Though Mirrorball was billed as a pilot, I suspect Viv and Jackie might find themselves working in the longest run of their lives.
In Death of the Dome, the world's emptiest metaphor was described by a gleeful cartoonist as 'a gift from God'. A gift from God, too, for the makers of last year's riveting Trouble at the Big Top, whose final visit this was. It was good to catch up with the cast again: bow-tied, buffoonish Derek, creator of the Earth Zone; that nice couple with the baby who had created the Play Zone (and won an award for it. Presumably the only award the Dome has ever received that hasn't been subsidised by the tax payer), and John Hackney, the man who filled the Body Zone with Tommy Cooper and pubic hair.

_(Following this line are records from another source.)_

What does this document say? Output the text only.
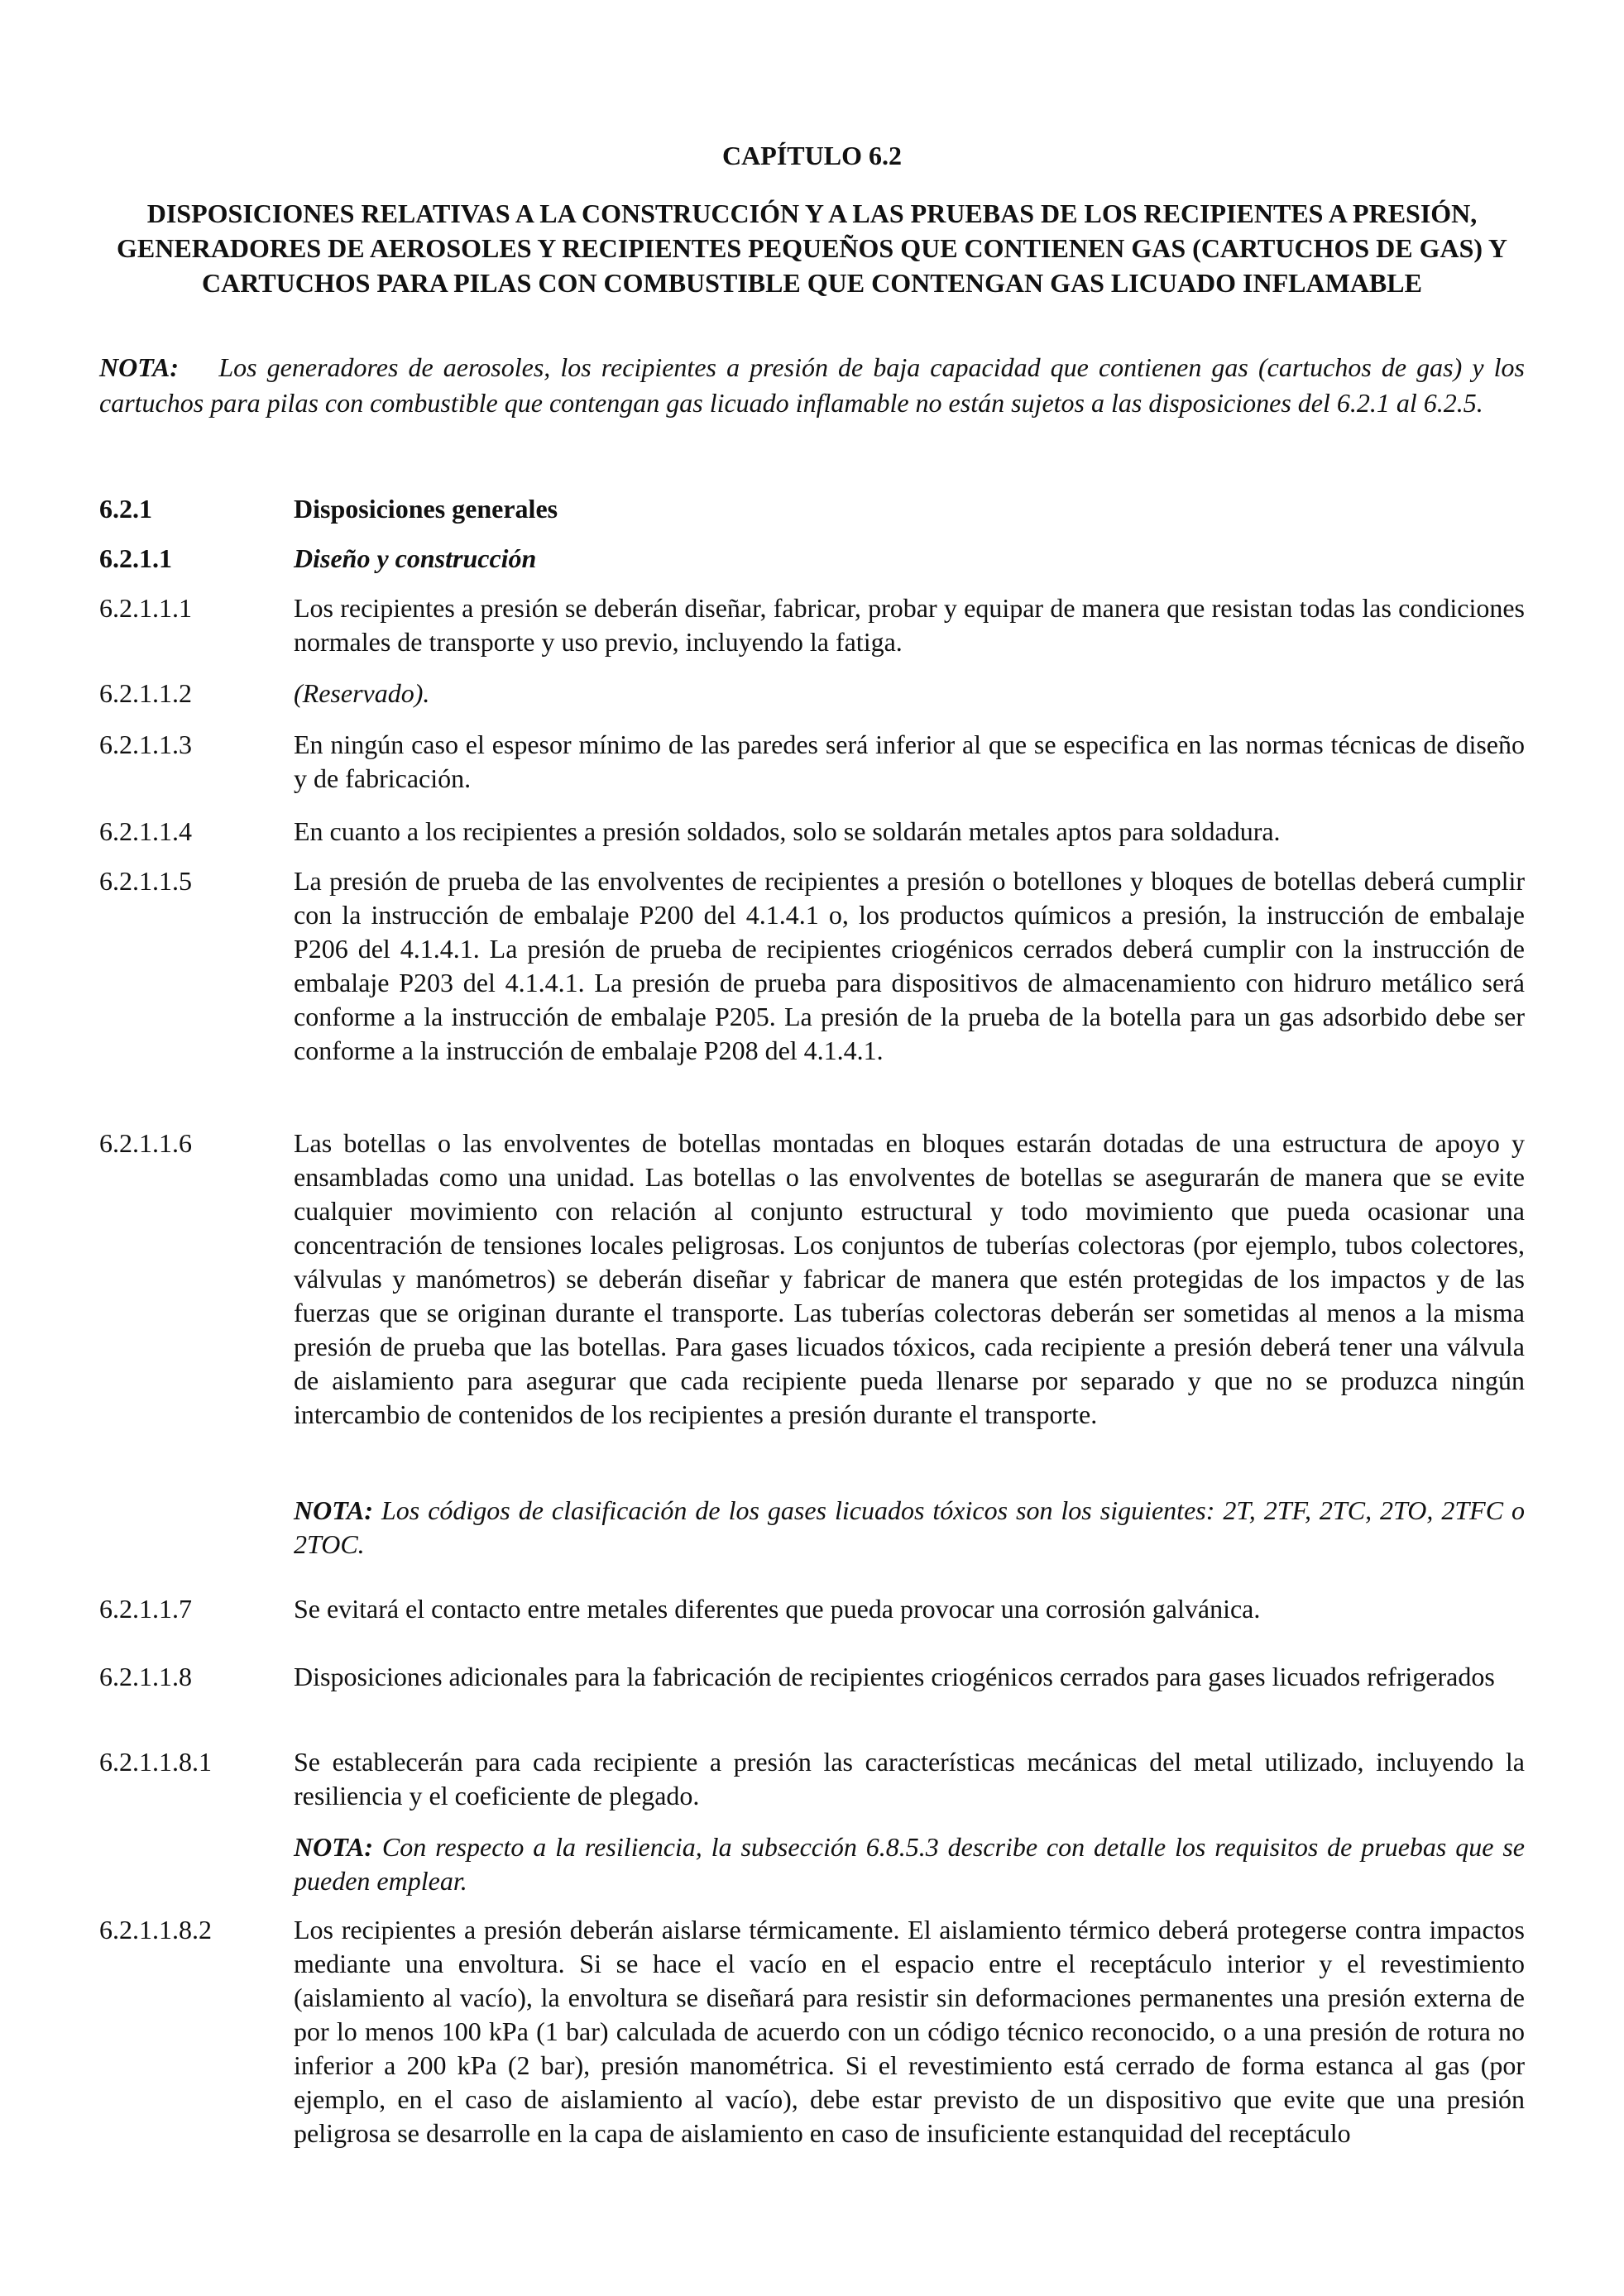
CAPÍTULO 6.2
DISPOSICIONES RELATIVAS A LA CONSTRUCCIÓN Y A LAS PRUEBAS DE LOS RECIPIENTES A PRESIÓN, GENERADORES DE AEROSOLES Y RECIPIENTES PEQUEÑOS QUE CONTIENEN GAS (CARTUCHOS DE GAS) Y CARTUCHOS PARA PILAS CON COMBUSTIBLE QUE CONTENGAN GAS LICUADO INFLAMABLE
NOTA: Los generadores de aerosoles, los recipientes a presión de baja capacidad que contienen gas (cartuchos de gas) y los cartuchos para pilas con combustible que contengan gas licuado inflamable no están sujetos a las disposiciones del 6.2.1 al 6.2.5.
6.2.1	Disposiciones generales
6.2.1.1	Diseño y construcción
6.2.1.1.1	Los recipientes a presión se deberán diseñar, fabricar, probar y equipar de manera que resistan todas las condiciones normales de transporte y uso previo, incluyendo la fatiga.
6.2.1.1.2	(Reservado).
6.2.1.1.3	En ningún caso el espesor mínimo de las paredes será inferior al que se especifica en las normas técnicas de diseño y de fabricación.
6.2.1.1.4	En cuanto a los recipientes a presión soldados, solo se soldarán metales aptos para soldadura.
6.2.1.1.5	La presión de prueba de las envolventes de recipientes a presión o botellones y bloques de botellas deberá cumplir con la instrucción de embalaje P200 del 4.1.4.1 o, los productos químicos a presión, la instrucción de embalaje P206 del 4.1.4.1. La presión de prueba de recipientes criogénicos cerrados deberá cumplir con la instrucción de embalaje P203 del 4.1.4.1. La presión de prueba para dispositivos de almacenamiento con hidruro metálico será conforme a la instrucción de embalaje P205. La presión de la prueba de la botella para un gas adsorbido debe ser conforme a la instrucción de embalaje P208 del 4.1.4.1.
6.2.1.1.6	Las botellas o las envolventes de botellas montadas en bloques estarán dotadas de una estructura de apoyo y ensambladas como una unidad. Las botellas o las envolventes de botellas se asegurarán de manera que se evite cualquier movimiento con relación al conjunto estructural y todo movimiento que pueda ocasionar una concentración de tensiones locales peligrosas. Los conjuntos de tuberías colectoras (por ejemplo, tubos colectores, válvulas y manómetros) se deberán diseñar y fabricar de manera que estén protegidas de los impactos y de las fuerzas que se originan durante el transporte. Las tuberías colectoras deberán ser sometidas al menos a la misma presión de prueba que las botellas. Para gases licuados tóxicos, cada recipiente a presión deberá tener una válvula de aislamiento para asegurar que cada recipiente pueda llenarse por separado y que no se produzca ningún intercambio de contenidos de los recipientes a presión durante el transporte.
NOTA: Los códigos de clasificación de los gases licuados tóxicos son los siguientes: 2T, 2TF, 2TC, 2TO, 2TFC o 2TOC.
6.2.1.1.7	Se evitará el contacto entre metales diferentes que pueda provocar una corrosión galvánica.
6.2.1.1.8	Disposiciones adicionales para la fabricación de recipientes criogénicos cerrados para gases licuados refrigerados
6.2.1.1.8.1	Se establecerán para cada recipiente a presión las características mecánicas del metal utilizado, incluyendo la resiliencia y el coeficiente de plegado.
NOTA: Con respecto a la resiliencia, la subsección 6.8.5.3 describe con detalle los requisitos de pruebas que se pueden emplear.
6.2.1.1.8.2	Los recipientes a presión deberán aislarse térmicamente. El aislamiento térmico deberá protegerse contra impactos mediante una envoltura. Si se hace el vacío en el espacio entre el receptáculo interior y el revestimiento (aislamiento al vacío), la envoltura se diseñará para resistir sin deformaciones permanentes una presión externa de por lo menos 100 kPa (1 bar) calculada de acuerdo con un código técnico reconocido, o a una presión de rotura no inferior a 200 kPa (2 bar), presión manométrica. Si el revestimiento está cerrado de forma estanca al gas (por ejemplo, en el caso de aislamiento al vacío), debe estar previsto de un dispositivo que evite que una presión peligrosa se desarrolle en la capa de aislamiento en caso de insuficiente estanquidad del receptáculo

The show was unadulterated joy: from the footage of the PR débcle that was last New Year's Eve (and from which the tent never recovered, as small children cried before they'd even set foot in the place and angry broadsheet editors bristled), right up to the final shots of piled-high mini Domes reduced from £10 to £4.99. 'There were problems with people not knowing how to turn it on in the morning,' said Hackney of his beleaguered body, though next week the Body Zone will finally be able to sigh and say: 'Not now, Monsieur Gerbeau, I've got a headache,' and get away with it.
Predictably but perversely, this knowledge made me want to rush straight to Greenwich, if only because, having sold so few of them, the souvenirs are bound to become very collectable.